Поднялся на третий этаж. Звонить не стал, просто постучал в тёмную и толстую дверь. Над ней, на наличнике был вырезан какой-то узор. Мне вспомнилось, что примерно такие дед сам вырезал на деревянных дощечках раньше, когда был моложе.
Дверь открылась и на пороге появился невысокий, сухощавый, с короткой седой бородой и хитрым взглядом дед Исмагил. На нём был старый свитер с растянутыми рукавами и зелёные потёртые тапки.
— Заходи, Стас, не стой в дверях, — добродушно буркнул он, отступая в сторону.
Я шагнул в квартиру, Никак проскочил вперёд.
Двушка была обставлено не так как в Душино у нас с Еленой — современно, но в тоже время скучно. А здесь пахло травами, деревом и чем-то тёплым, домашним. Полки вдоль стен ломились от старых вещей: загадочные бронзовые статуэтки, потёртые книги с незнакомыми буквами, деревянные шкатулки с резьбой.
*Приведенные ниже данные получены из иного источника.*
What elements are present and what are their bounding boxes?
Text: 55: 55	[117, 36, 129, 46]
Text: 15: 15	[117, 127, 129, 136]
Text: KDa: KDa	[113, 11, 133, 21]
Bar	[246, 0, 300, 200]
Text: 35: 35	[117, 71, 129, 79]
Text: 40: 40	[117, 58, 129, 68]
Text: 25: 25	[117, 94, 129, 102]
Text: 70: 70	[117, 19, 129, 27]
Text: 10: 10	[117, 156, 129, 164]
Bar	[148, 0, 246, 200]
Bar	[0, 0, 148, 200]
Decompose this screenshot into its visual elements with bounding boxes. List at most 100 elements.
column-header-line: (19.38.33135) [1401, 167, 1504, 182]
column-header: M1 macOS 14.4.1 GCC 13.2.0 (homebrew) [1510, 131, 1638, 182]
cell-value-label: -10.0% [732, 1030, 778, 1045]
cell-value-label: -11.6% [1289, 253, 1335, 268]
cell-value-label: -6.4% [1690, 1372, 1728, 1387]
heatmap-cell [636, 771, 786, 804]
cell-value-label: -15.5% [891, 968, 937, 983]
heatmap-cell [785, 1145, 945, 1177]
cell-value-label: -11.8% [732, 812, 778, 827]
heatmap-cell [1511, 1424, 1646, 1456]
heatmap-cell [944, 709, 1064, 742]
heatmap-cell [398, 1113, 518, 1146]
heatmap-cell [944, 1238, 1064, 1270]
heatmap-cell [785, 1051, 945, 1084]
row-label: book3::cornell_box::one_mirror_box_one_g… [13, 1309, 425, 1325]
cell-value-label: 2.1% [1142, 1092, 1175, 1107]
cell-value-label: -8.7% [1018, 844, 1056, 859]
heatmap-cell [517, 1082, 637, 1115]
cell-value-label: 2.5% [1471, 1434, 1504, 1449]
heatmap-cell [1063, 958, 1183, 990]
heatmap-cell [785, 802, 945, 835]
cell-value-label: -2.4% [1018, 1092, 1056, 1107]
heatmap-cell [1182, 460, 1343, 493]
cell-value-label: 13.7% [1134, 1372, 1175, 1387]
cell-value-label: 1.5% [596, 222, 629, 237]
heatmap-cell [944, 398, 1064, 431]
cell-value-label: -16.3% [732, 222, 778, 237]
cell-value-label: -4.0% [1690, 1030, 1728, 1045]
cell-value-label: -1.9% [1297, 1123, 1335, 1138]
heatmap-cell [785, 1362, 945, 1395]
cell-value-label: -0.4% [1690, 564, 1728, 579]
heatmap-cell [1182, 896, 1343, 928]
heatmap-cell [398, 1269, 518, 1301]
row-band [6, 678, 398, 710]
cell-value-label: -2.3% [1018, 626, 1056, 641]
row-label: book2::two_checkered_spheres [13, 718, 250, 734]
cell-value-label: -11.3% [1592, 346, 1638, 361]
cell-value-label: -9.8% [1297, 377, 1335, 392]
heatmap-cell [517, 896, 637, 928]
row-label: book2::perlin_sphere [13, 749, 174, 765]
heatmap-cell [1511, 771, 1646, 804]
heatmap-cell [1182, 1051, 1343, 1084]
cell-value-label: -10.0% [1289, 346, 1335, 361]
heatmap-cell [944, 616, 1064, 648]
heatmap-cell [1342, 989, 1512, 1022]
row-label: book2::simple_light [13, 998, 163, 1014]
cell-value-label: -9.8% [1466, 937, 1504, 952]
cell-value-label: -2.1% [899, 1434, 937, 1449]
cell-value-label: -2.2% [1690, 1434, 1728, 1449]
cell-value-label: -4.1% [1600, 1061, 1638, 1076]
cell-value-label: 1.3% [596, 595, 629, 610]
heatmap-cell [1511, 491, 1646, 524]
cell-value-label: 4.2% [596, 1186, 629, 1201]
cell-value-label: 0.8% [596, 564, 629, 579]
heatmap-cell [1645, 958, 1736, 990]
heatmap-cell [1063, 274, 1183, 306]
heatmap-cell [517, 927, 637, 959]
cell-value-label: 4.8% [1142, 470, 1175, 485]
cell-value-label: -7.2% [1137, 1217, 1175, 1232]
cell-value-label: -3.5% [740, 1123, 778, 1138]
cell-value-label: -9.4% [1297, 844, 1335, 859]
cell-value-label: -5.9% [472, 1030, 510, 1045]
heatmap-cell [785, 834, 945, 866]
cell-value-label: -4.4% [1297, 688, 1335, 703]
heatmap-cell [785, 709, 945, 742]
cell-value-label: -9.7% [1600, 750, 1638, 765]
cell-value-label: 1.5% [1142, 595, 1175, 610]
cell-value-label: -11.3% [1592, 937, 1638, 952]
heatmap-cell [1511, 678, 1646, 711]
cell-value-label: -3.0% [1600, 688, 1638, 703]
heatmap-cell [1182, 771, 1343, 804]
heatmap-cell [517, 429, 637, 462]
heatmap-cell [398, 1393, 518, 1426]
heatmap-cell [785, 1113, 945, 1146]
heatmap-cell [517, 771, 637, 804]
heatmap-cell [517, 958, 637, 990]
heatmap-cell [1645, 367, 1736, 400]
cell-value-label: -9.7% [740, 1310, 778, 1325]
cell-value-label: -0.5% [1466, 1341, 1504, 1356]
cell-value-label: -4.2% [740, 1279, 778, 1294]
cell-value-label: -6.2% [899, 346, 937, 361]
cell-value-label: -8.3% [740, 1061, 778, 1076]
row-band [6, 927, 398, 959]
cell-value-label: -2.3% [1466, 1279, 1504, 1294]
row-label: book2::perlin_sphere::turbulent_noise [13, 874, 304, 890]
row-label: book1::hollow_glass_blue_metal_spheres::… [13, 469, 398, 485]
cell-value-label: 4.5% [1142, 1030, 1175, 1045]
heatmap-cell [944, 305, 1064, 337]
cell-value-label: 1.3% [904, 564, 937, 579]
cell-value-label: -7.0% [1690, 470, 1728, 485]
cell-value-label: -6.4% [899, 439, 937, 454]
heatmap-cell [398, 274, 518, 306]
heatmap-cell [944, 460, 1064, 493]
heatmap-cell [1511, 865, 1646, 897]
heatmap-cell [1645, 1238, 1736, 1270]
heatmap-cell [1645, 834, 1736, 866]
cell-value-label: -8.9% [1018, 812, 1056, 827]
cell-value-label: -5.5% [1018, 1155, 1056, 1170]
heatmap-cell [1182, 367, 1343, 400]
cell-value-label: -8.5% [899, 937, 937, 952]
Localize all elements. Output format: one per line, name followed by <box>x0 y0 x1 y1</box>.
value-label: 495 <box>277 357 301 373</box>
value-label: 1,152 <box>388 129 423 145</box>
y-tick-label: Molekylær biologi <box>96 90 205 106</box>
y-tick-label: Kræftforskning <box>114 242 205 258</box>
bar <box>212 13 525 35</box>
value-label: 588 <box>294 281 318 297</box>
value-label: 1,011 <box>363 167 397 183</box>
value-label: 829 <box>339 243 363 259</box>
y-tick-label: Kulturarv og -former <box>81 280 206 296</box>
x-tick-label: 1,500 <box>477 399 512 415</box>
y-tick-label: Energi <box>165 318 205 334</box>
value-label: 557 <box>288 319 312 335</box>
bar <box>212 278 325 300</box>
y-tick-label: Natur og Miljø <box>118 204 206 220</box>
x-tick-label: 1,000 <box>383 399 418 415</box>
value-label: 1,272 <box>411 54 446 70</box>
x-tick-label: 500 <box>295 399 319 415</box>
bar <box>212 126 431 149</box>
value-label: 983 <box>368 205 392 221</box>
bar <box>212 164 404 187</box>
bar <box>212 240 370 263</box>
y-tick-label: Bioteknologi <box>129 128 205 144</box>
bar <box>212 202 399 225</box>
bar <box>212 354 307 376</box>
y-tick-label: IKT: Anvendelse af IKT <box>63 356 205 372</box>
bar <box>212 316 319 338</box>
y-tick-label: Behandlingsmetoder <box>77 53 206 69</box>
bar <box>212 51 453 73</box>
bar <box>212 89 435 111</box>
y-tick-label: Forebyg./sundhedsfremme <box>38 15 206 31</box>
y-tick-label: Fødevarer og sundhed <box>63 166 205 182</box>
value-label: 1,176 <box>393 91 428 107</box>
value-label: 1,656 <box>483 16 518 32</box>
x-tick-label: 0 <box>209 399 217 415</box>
На подоконнике — пара кривых подсвечников. Или стильных — я в них слабо разбираюсь. Рядом — стеклянный шар, мутный, будто с дымом внутри.
Я никогда не знал, для чего половина этих загадочных штук, но всегда чувствовал — у деда всё с историей.
С самого раннего детства уважал Исмагила. Не только за возраст, но и за умение видеть суть вещей насквозь. Дед мог одним взглядом разобрать человека, как сломанный мотор, и сказать, что с ним не так. Его резкая и прямая точка зрения всегда оказывалась верной. Сколько раз я спорил с ним в юности, и сколько раз потом кусал локти, понимая, что старик был прав.
— Ну, дед, давай рассказывай. — я стряхнул с себя куртку, повесил на крючок у двери.
Исмагил прищурился, махнул рукой на старое, с выцветшей обивкой и продавленной подушкой кресло.
— Садись, внук, не мельтеши перед глазами, — сказал он твёрдым голосом с лёгкой насмешкой. — Куда торопишься? К своим пассажирам? Или в пробках опять постоять хочешь?
Я вздохнул, но послушался, плюхнулся в кресло. Никак улёгся у ног, положив морду на лапы, глаза следили за дедом. Исмагил прошаркал к столу, глянул на пса.
— А где это ты такого красавца взял? — спросил он, кивая на лохматого. — Не было у тебя собак раньше, насколько я помню.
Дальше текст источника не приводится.